Bookmark Set as Homepage Contact Sitemap FAQ


Home & Updates Discussion Forum News & Archives Information Career Press Archive Image Library Multimedia Interactive WWW & Site

Welcome to simplystreep.com, an information source on the American actress Meryl Streep, best known from her Oscar-winning performances in "Kramer vs. Kramer" and "Sophie's Choice". Her work on screen, stage and television, a career that includes some of the most acclaimed films of the last 30 years, has achieved critical acclaim and earned her the business' most prestigious awards. This unofficial website provides a base for fans which is regularly updated with all essential news on Meryl's work, an active message board plus extensive archives, media and more. Enjoy your stay!




HOLOCAUST

1978 | Directed by Marvin J. Chomsky
Holocaust" follows each member of the Jewish Family Weiss throughout Hitler's reign in Germany. One by one, the family members suffer the horrible fate of extermination under Anti-Semetic Nazi Law until only one son remains at the end of World War II. A sub-plot follows the story of Eric Dorf, a young German lawyer with a good heart who is changed into a mass murderer by membership in the SS.

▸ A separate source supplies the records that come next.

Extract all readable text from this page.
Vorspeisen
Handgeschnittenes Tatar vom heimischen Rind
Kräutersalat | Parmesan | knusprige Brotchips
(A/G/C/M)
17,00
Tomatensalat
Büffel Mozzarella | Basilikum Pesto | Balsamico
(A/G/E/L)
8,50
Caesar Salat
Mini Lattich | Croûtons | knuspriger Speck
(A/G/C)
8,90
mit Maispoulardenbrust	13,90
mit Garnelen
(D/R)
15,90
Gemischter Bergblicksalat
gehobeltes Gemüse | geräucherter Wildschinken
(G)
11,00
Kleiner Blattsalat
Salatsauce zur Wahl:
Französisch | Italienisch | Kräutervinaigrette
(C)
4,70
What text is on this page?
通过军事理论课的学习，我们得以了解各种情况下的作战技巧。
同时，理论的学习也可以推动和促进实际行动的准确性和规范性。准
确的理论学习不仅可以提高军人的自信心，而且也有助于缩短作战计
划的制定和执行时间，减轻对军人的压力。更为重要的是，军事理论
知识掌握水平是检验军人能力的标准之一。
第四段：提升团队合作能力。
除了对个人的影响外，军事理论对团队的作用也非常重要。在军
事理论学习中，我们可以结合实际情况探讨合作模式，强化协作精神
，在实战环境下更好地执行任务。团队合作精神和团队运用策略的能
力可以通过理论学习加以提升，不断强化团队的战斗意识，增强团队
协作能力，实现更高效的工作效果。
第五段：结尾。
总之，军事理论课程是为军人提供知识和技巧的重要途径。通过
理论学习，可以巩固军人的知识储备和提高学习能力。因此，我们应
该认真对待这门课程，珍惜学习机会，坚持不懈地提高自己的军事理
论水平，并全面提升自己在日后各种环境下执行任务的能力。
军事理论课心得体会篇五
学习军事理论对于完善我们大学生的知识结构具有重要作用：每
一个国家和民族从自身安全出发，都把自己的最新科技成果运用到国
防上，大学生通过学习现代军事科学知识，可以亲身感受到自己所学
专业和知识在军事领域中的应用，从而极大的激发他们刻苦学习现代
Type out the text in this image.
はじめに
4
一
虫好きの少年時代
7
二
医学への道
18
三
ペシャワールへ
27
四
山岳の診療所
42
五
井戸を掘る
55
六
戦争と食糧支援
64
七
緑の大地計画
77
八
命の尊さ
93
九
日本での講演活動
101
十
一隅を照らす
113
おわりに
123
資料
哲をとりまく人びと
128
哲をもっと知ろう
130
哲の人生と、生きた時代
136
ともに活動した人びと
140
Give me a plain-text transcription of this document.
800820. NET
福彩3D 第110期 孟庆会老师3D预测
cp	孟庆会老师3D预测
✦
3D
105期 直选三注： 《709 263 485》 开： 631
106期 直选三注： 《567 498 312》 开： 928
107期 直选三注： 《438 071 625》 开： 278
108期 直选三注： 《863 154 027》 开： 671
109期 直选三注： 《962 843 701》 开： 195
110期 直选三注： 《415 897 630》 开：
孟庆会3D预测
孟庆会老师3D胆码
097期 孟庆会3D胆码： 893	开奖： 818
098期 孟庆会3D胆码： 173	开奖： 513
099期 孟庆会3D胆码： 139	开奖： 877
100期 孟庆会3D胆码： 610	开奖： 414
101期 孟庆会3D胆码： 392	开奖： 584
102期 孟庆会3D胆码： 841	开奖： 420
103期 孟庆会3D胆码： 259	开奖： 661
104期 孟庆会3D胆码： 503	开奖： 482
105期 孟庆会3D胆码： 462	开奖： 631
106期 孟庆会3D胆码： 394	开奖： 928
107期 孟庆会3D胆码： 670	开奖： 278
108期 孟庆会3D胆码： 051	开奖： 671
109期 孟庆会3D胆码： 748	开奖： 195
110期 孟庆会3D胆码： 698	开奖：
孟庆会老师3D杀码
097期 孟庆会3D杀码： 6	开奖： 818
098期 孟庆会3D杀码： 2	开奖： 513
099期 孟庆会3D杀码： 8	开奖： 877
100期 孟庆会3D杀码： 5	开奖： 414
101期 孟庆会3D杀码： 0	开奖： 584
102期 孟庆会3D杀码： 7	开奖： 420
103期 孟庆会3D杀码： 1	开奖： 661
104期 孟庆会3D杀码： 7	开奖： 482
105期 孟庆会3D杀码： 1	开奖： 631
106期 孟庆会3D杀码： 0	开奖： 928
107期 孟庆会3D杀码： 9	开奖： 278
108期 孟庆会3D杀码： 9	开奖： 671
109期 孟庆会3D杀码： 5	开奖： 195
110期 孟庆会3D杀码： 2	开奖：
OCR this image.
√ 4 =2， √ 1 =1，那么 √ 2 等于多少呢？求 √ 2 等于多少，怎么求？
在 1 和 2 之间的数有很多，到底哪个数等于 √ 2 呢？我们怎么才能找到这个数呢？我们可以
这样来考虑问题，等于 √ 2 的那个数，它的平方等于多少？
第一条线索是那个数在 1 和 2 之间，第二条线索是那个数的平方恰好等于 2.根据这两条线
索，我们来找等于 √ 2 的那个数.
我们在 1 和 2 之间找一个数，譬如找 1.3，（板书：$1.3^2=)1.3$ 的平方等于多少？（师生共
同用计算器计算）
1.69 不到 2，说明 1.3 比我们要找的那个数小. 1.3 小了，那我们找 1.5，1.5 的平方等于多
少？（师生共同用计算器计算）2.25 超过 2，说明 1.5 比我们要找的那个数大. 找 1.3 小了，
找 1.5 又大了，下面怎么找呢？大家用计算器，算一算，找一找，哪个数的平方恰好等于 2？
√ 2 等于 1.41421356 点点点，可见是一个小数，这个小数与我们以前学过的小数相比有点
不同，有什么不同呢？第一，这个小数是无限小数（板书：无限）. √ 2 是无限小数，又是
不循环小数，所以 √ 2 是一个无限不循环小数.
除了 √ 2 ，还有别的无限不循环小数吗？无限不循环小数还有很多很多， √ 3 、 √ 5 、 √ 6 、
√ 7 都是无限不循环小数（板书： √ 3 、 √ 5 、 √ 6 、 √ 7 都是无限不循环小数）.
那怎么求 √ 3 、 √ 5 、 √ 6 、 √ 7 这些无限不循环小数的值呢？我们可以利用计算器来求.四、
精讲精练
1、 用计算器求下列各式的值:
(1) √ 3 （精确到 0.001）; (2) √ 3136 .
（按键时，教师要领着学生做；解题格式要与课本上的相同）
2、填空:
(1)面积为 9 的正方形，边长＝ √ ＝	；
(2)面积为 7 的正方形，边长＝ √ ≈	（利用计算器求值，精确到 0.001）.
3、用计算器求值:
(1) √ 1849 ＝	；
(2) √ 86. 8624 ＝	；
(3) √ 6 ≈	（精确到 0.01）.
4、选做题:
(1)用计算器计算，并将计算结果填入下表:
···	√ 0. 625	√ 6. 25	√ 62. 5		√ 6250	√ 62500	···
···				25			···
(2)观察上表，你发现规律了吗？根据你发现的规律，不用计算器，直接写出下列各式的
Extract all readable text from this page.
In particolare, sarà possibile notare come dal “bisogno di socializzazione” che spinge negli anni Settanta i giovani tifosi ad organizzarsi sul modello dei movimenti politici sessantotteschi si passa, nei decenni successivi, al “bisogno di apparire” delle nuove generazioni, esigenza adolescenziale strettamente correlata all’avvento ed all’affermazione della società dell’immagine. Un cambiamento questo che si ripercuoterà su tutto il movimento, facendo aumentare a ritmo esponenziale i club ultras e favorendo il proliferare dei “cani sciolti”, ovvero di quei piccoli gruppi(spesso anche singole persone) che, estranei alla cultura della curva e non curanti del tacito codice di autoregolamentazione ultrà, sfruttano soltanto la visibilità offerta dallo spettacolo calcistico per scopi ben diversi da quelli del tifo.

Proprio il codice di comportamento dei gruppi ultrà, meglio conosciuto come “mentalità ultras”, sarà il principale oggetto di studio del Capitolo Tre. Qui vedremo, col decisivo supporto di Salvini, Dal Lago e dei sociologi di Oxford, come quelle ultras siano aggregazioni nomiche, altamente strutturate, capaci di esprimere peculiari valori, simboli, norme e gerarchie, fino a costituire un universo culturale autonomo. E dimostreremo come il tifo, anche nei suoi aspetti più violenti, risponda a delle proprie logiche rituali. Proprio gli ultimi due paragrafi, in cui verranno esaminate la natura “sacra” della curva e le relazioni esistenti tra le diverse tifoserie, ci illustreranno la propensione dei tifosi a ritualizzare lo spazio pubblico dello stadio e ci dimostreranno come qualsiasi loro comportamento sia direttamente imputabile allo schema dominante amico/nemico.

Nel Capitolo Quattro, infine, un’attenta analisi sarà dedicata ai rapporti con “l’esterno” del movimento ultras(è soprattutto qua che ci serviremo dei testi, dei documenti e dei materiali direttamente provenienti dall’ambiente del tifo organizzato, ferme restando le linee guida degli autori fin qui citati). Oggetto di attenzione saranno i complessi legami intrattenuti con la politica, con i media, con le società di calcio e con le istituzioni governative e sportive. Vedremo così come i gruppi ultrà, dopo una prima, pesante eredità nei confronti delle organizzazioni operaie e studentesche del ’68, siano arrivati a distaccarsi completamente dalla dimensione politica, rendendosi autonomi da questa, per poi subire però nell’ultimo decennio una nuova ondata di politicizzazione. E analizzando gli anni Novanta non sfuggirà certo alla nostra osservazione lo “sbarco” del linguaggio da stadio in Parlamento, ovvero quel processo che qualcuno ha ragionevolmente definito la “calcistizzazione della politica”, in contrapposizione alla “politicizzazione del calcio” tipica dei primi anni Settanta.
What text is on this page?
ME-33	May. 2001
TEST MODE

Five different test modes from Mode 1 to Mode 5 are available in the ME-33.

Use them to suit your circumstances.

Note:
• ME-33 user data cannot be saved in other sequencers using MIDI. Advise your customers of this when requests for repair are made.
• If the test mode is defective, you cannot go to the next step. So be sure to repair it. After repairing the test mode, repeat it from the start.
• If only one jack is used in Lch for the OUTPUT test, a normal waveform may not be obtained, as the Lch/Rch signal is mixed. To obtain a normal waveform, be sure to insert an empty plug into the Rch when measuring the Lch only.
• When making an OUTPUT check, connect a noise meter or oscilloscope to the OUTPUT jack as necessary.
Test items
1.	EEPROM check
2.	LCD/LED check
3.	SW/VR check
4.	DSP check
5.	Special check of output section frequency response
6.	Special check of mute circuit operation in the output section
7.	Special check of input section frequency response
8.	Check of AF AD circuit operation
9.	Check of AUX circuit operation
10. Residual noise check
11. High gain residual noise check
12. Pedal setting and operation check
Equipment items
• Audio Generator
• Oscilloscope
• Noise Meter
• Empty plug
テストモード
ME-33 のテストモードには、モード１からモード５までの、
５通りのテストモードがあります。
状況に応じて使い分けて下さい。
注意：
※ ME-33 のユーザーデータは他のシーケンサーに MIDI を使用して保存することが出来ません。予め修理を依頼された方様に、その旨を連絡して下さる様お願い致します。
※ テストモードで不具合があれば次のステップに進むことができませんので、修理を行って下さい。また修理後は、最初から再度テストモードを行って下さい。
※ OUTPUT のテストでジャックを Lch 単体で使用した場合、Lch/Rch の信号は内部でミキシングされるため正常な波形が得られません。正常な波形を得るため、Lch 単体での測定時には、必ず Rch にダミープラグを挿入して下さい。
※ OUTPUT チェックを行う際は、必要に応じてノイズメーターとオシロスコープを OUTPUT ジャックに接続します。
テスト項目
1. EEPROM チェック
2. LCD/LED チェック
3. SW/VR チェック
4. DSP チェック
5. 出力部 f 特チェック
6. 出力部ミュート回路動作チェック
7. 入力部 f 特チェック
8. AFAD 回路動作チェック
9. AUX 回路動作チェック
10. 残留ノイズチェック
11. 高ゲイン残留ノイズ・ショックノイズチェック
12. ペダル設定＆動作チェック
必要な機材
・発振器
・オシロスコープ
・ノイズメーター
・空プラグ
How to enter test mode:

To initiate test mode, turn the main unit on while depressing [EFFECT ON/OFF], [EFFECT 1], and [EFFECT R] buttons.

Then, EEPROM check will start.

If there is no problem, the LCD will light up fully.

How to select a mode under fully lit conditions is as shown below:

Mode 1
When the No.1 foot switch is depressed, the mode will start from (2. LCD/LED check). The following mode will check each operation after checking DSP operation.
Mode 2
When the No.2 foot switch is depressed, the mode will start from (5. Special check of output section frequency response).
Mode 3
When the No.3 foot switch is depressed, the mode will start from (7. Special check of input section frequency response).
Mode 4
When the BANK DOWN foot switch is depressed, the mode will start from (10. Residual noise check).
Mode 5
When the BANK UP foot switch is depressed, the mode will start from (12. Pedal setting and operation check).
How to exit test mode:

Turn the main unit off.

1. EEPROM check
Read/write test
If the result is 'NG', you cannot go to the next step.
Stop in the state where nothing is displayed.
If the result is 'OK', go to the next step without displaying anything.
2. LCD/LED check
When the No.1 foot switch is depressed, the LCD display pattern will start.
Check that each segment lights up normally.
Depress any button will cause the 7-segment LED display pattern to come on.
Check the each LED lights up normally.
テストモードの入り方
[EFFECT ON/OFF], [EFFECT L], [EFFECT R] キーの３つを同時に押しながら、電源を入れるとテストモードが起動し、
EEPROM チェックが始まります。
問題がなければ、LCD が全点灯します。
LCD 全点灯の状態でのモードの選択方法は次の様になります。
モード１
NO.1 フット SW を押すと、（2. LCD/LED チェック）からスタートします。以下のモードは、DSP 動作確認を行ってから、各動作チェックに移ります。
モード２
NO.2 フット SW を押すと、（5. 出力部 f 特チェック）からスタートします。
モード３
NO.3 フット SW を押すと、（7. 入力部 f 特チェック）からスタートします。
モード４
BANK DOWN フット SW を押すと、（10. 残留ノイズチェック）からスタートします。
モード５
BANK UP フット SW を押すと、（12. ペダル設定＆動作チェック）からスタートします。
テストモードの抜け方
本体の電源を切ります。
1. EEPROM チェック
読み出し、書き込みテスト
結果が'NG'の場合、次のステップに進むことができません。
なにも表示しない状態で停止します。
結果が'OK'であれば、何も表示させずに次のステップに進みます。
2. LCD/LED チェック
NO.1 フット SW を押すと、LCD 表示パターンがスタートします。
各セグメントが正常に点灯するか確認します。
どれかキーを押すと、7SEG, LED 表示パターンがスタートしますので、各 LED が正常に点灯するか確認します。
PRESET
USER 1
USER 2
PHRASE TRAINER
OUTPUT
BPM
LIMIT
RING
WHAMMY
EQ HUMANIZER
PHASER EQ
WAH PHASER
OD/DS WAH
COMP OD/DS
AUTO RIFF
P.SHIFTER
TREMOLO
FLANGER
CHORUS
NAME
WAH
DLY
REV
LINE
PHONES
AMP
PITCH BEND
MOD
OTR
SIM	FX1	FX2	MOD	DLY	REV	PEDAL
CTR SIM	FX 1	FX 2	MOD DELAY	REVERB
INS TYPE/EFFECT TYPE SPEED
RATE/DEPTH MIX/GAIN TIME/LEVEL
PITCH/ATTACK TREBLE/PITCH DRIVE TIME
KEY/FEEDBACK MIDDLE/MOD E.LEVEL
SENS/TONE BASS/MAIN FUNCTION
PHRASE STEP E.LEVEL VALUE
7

ADDITIONAL CAST & CHARACTERS

James Woods

Meryl Streep

Fritz Weaver

Rosemary Harris

Michael Moriarty
... Karl Weiss

... Inga Helms Weiss

... Dr. Josef Weiss

... Berta Weiss

... Erik Dorf

RELATED PHOTOS



 View complete gallery

QUOTES

Meryl Streep, Horizon Magazine, August 1978
"I did it for the money. I need it very badly, and I make no bones about that. The fame of the show has brought me something surreal. The other day I was riding my bike through Chelsea when these four guys in a Volkswagen started yelling at me out of the window, 'Hey, Holocaust, hey, Holocaust!' Can you imagine? It's absurd that that episode in history can be reduced to people screaming out of car windows at an actress."

BEHIND THE SCENES

Holocaust first aired on NBC from 16 April through 19 April of 1978. Most obviously, this nine-and-a-half-hour, four-part series may be compared to Roots, which aired on ABC a year earlier and on which Holocaust's director, Marvin Chomsky, had worked. Like Roots's saga of American slavery, Holocaust's story of Jewish suffering before and during World War II apparently flew in the face of network programming wisdom, which advised against presenting tales of virtually unrelieved or inexplicable misery. While Holocaust was a smaller ratings success than was Roots (it drew a 49 audience share to Roots's 66), NBC estimated after the 1979 rebroadcast that as many as 220 million viewers in the United States and Europe had seen the series.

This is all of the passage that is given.